I’ve learned to restrain my inner jerk, so I got no indications from my coworkers that they could even tell that I was struggling. I think that might be because restraining the jerk in some ways means internalizing the jerk: by the time I started antidepressants, I was having daily fantasies about self-mutilation and suicide. It’s been a very long time since I’ve had those urges and I knew it was a dangerous sign. (I guess I’m coming out as a former cutter on here too. Oh well.) Fortunately, thanks to years of seeing people with depression speak out on twitter, I felt only the smallest twinge of shame at the thought of going on meds. I’m also extremely fortunate to have a close friend who’s a pharmacist. When I told her I was concerned about possible side effects with my other meds, she made an extensive list of options and things I should be aware of with each. (I am loved. If nothing else, this experience has taught me that.)
Pulling It All Together
I wish mental illness wasn’t so stigmatized – in a perfect world, I would have started this mental health journey decades ago. But, finally, I’m on medication and using the things I've learned in therapy. I feel more alert and happier than I’ve been in a very long time. I’m well enough that the happy light does actually help on those gray mornings when it seems like waking up is impossible. I’m making the choice to reduce my emotional involvement and overtime at work and let myself heal, because I picked up some bad eating habits in the last couple of years that I need to focus my energy on right now. And my plan for doing that without it turning into another form of pushing myself too hard? Structured journaling.
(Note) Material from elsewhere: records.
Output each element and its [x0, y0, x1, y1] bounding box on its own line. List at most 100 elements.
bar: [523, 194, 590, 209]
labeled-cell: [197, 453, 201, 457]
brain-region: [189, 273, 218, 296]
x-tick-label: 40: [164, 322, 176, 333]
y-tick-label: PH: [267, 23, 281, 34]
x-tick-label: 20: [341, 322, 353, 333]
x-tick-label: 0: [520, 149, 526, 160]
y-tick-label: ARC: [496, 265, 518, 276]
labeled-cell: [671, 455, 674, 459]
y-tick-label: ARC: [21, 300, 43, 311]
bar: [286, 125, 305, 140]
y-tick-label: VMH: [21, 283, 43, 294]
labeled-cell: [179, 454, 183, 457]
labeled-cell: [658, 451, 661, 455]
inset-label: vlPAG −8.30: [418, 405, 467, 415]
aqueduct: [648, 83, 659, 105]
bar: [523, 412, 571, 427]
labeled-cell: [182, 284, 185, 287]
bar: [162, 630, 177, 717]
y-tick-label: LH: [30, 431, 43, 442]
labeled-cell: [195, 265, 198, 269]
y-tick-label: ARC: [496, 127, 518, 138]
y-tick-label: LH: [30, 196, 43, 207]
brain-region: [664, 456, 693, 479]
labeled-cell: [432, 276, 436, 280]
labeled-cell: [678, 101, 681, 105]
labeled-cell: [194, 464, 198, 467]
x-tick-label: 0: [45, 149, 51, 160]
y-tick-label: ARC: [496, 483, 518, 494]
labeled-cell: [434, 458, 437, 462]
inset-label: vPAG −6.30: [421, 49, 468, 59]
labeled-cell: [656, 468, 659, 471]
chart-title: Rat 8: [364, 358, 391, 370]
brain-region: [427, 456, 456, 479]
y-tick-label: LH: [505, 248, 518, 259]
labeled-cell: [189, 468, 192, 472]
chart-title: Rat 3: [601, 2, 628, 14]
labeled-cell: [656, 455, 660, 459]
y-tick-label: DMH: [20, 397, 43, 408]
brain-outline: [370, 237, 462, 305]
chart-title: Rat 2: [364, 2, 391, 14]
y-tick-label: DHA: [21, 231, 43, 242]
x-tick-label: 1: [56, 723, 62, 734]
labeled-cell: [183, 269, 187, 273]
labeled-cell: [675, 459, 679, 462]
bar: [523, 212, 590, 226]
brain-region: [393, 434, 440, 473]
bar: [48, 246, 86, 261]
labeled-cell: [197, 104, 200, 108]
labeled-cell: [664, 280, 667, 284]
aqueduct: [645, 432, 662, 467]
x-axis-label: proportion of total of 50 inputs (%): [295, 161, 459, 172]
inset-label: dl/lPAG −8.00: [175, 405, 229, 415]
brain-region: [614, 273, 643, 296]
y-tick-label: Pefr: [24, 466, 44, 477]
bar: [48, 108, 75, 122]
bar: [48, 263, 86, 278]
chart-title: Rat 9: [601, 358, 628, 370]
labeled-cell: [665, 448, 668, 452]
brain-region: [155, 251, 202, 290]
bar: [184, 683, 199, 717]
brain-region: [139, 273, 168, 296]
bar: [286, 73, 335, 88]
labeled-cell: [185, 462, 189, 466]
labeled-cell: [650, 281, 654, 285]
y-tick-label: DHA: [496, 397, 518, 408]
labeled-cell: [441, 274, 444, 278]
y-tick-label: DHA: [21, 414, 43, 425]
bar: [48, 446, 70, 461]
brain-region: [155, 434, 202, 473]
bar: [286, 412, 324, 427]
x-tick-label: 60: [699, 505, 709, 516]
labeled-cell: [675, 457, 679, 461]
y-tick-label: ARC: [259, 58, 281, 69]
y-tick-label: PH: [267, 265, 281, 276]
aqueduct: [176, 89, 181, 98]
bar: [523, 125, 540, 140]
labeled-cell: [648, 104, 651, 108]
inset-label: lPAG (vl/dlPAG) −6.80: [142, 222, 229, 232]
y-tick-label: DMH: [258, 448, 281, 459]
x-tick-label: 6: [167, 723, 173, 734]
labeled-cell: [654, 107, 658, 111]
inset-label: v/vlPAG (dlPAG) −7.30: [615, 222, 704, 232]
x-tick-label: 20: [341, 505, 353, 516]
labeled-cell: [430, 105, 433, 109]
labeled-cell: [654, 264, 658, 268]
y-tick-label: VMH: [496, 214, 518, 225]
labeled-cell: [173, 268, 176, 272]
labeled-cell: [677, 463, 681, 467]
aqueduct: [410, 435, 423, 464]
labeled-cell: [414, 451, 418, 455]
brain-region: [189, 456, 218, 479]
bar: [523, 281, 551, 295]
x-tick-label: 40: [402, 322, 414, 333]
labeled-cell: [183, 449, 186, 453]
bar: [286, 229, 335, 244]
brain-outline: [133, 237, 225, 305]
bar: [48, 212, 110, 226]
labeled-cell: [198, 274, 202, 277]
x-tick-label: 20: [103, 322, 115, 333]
Like I said, I’m feeling much better than I have in a long while. I wanted to share my experiences to encourage others who might be looking for a sign that it’s time to reach out to a doctor or a therapist. You don’t have to be public about it, like I’ve been, but if you’re looking for a sign - this is it. We work in a service industry where we're always expected to care for others (in my library "for the students" is a rallying cry). It's ok to take care of yourself too.
I also wanted to share my experiences with people who haven't had to deal with issues like this. People who care, but aren't really sure what it all means or how to be supportive. My only real suggestion is, if someone has trusted you enough to share this sort of thing with you, let them know that you care about them, that you trust they're doing the best they can, and that you appreciate how hard they're trying. Life is hard enough. We don't need to make it harder for each other.